Alta Berkeley VI C.V. v. Omneon, Inc., C.A. No. N10C-11-102 (Del. Mar. 5, 2012) (Jacobs, J.)
In this decision, the Delaware Supreme Court affirmed the Court of Chancery’s decision that certain preferred stockholders were not entitled to a liquidation preference payment with respect to their preferred stock in connection with a merger because their shares had been involuntarily converted into common stock immediately prior to and as a condition of the merger, because the conversion was not part of a “Liquidation Event,” as defined by the company’s charter.

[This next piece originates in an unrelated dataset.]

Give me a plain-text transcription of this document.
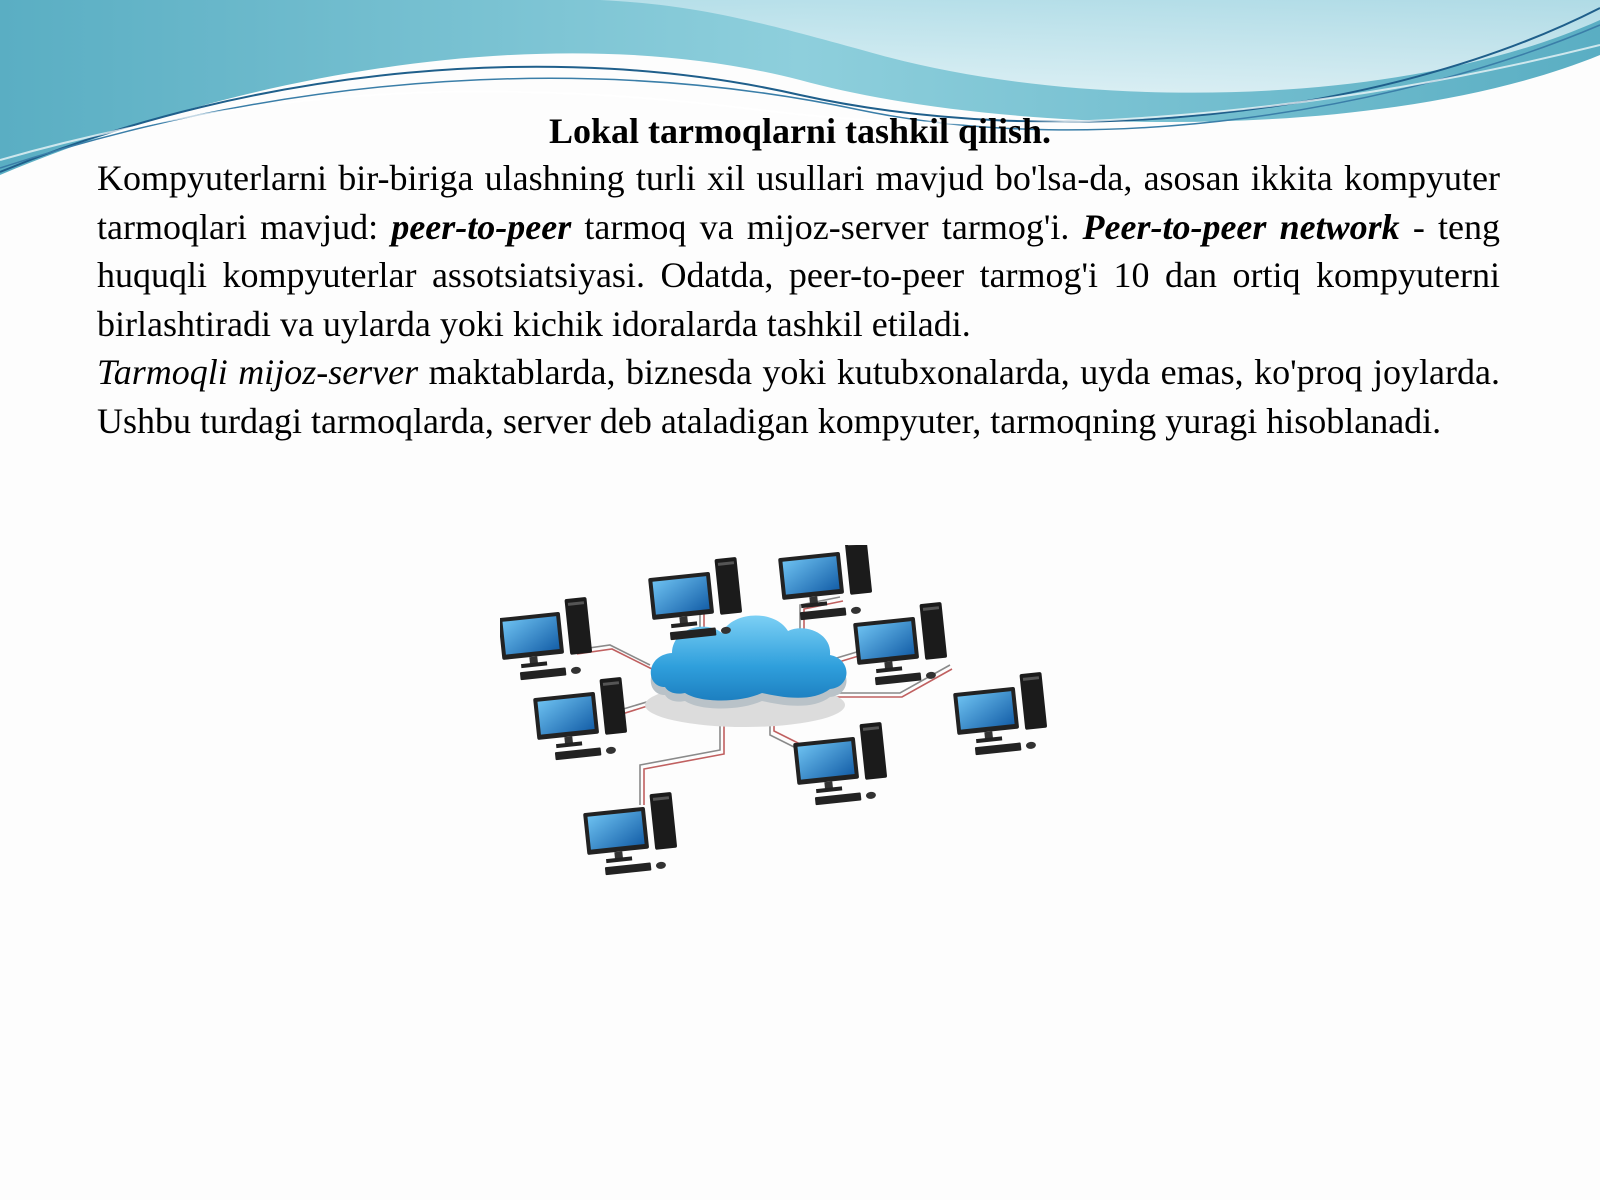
Lokal tarmoqlarni tashkil qilish.

Kompyuterlarni bir-biriga ulashning turli xil usullari mavjud bo'lsa-da, asosan ikkita kompyuter tarmoqlari mavjud: peer-to-peer tarmoq va mijoz-server tarmog'i. Peer-to-peer network - teng huquqli kompyuterlar assotsiatsiyasi. Odatda, peer-to-peer tarmog'i 10 dan ortiq kompyuterni birlashtiradi va uylarda yoki kichik idoralarda tashkil etiladi.

Tarmoqli mijoz-server maktablarda, biznesda yoki kutubxonalarda, uyda emas, ko'proq joylarda. Ushbu turdagi tarmoqlarda, server deb ataladigan kompyuter, tarmoqning yuragi hisoblanadi.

Plaintiff-appellants previously held Series C-1 preferred shares (the “Series C-1 Preferred Stockholders”) in Omneon, Inc. (“Omneon”), a privately-held Delaware corporation. As a condition of and immediately prior to a merger of Omneon with Orinda Acquisition Corp. (“Orinda”), an entity controlled by the ultimate acquirer, Harmonic, Inc. (“Harmonic”), also a Delaware corporation, the Series C-1 Preferred Stockholders’ shares were automatically and involuntarily converted into Omneon common stock by a majority vote of Omneon’s preferred stockholders (the “Conversion”), in accordance with the terms of the certificate of incorporation. The Series C-1 Preferred Stockholders sued Omneon in the Superior Court for breach of contract, claiming the Conversion was part of a Liquidation Event under Omneon’s certificate of incorporation that entitled them to a liquidation preference payment for their shares at a price greater than the merger consideration. The Superior Court granted summary judgment in favor of Omneon, holding that the Conversion was not part of a Liquidation Event, as defined in Omneon’s charter, and that the Series C-1 preferred shares were validly converted into common stock before the Omneon-Orinda merger and therefore not entitled to a liquidation preference payment.
On appeal, the Series C-1 Preferred Stockholders argued, among other things, that the Conversion was part of the Liquidation Event, because it was one of a “series of related transactions” that constituted the “event.” The Delaware Supreme Court disagreed. The Court supported its decision by examining the plain language of Omneon’s charter. Under Omneon’s charter, a Liquidation Event was “deemed” to occur upon: (1) an “acquisition” in which the acquirer obtains majority voting power by means of any transaction or series of transactions, or (2) the closing of the transfer of a majority of voting stock to an acquirer in one transaction or a series of related transactions. The Court explained that the contractual phrase “series of transactions” was intended to prevent accomplishing piecemeal what is specifically precluded if attempted as a single transaction. The Court concluded that the Liquidation Event clause employed the “series” language for an anti-circumvention purpose. Because the Series C-1 Preferred Stockholders failed to propose a reasonable alternative reading or claim that Omneon or Harmonic inequitably employed the Conversion to evade the occurrence of (and the legal consequences flowing from) a Liquidation Event, the clause did not encompass the antecedent Conversion of the Series C-1 preferred shares.
The Court also relied on the “provided, however” provision in Omneon’s charter to confirm the validity of its analysis. The “provided, however” provision expressly provided Omneon’s Series A-2.2 preferred stockholders an exclusive right to “opt out” of a conversion that either (i) was conditioned upon, or (ii) followed the consummation of a Liquidation Event. The Court held that the Series A-2.2 preferred stockholders’ right to opt out of the Conversion was triggered because the merger was a condition of the Conversion. The Court determined that the drafters plainly considered the possibility that Conversion might be integral to, and precede, a Liquidation Event, but nevertheless would constitute a legally separate event from the Liquidation Event. The Court refused to provide the Series C-1 Preferred Stockholders with an after-the-fact “opt out” right that they failed to bargain for or obtain contractually. The Court ultimately held that Conversion validly converted the Series C-1 preferred shares into common stock before the Liquidation Event (i.e., the merger); therefore, the Series C-1 Preferred Stockholders were no longer entitled to any liquidation preference at the time the merger occurred.